LGBT activist group Parents and Friends of Lesbians and Gays (PFLAG Inc.), had brought the suit on behalf of seven youths suffering from gender dysphoria, whose treatments were halted as a result of the executive order.
They sued the Department of Health and Human Services (DHS), along with President Donald Trump, former acting HHS head Dorothy Fink, Principal Deputy Administrator of the Health Resources and Services Administration Diana Espinosa, and National Institutes of Health director Matthew Memoli.
The plaintiffs alleged the executive order was intended “to terrorize hospitals with threats that the government would instantly and unlawfully terminate federal funding outside the ordinary administrative process.”

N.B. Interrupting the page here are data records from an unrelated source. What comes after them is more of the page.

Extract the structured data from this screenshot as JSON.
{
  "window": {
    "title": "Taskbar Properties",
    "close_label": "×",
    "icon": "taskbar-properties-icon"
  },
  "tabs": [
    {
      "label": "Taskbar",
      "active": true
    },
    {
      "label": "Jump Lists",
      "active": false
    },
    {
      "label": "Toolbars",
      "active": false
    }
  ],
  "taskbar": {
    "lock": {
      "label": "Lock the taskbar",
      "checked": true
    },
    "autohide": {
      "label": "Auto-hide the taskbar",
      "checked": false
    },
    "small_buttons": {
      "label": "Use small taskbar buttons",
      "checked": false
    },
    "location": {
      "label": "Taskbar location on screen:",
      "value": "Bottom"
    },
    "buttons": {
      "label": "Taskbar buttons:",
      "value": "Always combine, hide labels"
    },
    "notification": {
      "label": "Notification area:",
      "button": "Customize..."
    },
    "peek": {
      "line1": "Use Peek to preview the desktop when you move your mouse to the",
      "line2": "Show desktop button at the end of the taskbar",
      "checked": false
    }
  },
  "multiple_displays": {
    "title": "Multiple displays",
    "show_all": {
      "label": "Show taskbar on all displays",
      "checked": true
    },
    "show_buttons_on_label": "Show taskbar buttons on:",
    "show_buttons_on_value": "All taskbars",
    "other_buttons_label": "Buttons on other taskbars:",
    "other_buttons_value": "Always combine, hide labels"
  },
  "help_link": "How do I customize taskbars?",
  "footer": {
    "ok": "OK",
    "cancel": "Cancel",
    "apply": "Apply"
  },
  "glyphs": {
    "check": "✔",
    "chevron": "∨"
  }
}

The government later clarified that the executive order does not “purport to withhold all federal funding if an institution promotes gender ideology” but instructs agencies to find means to implement his policy “to the extent permitted by applicable law.”
Hurson disagreed with this assessment.
He also noted that the Centers for Disease Control and Prevention had issued guidance to organizations saying grant recipients “must immediately terminate, to the maximum extent, all programs, personnel, activities, or contracts promoting or inculcating gender ideology at every level and activity” that are being funded by federal grant money.
Hurson also rejected the government’s argument that the suit is premature as the government has not specified which grants it will block.
“Defendants cannot avoid judicial review through a vagueness problem of their own making,” the judge wrote.